Monday, October 19, 2009

An Oasis of Crumbling Concrete

The school building where I work is old.  Even older than it's age.  A 1960's-built travesty of architectural injustice that reflects the very pinnacle of generic institutional architecture with a splash of vomitous 1960's color.  The architect of Alcatraz prison would certainly be impressed with this place.  It wouldn't surprise me to find out that they were designed by the same guy.

The whole place smells.  The smells vary from room to room... sour milk, mildew/mold, body odor, school cafeteria food, rancid bathrooms, but none of them are pleasant.  The fresh airflow originally designed into the building was sealed up long ago in favor of an inefficient air conditioning system installed by the lowest bidder.  There is no other form ventilation beyond recycling the always humid and odorous air. 

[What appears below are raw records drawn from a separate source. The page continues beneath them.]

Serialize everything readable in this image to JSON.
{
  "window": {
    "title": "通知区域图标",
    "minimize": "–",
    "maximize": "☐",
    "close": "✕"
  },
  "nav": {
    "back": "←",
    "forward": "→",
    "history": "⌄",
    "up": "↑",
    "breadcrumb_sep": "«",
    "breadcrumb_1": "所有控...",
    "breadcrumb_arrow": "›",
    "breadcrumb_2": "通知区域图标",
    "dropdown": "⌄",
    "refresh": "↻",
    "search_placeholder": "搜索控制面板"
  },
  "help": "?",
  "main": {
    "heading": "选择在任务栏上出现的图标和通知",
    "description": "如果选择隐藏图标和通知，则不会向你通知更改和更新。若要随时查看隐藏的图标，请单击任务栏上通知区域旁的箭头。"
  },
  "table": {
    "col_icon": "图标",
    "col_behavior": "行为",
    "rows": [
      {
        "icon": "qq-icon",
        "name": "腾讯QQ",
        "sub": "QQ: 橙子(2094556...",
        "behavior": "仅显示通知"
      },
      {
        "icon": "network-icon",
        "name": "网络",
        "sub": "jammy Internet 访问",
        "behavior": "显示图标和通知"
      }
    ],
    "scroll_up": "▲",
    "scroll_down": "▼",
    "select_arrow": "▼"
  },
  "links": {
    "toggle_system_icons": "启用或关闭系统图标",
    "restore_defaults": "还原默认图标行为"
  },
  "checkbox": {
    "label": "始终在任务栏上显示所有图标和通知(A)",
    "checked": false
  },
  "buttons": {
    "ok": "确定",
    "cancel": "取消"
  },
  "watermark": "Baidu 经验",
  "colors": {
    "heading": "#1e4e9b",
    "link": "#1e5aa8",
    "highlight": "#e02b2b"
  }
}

I normally love old buildings and find that they have character, history and beauty.  This place is just ugly.  It's not an oasis by any stretch of the imagination.  At least not for the typical American, who arrives with high expectations of what their high school should look like. 

But our kids are not typical Americans.  Most are not Americans at all.  For them, the school is a safe zone, a beacon of hope, an oasis of familiarity through its diversity and unconditional care and giving from complete strangers.  Teachers, administrators, nurses, counselors and sometimes even doctors and psychologists. 

Teachers here write on desperately aging chalkboards and prepare for classes while sitting at a nearly 50 year old desk, with absolutely no regard for how awful this place might seem to the average onlooker.  For our students, this is a place that represents many different things.  As foundations shift and walls crack, chalkboards still do their work, cracks or not.  No student is perfect, no teacher is perfect and no school building is perfect.  It's what we do with those things that shows our resolve as educators.  Even on cracked chalkboards, we educate.

On this blog, I hope to provide at least a little look into that world.  The world of the cracked chalkboard.  These posts probably won't be about teaching in the classroom as much as they will be about the stories and events that I see and experience during my day.  For reasons that are probably obvious, I will never use my real name, nor anyone else's name.  I am going to do my best not to even specify the name of the city.  If you guess it, please refrain from posting that information in the comments.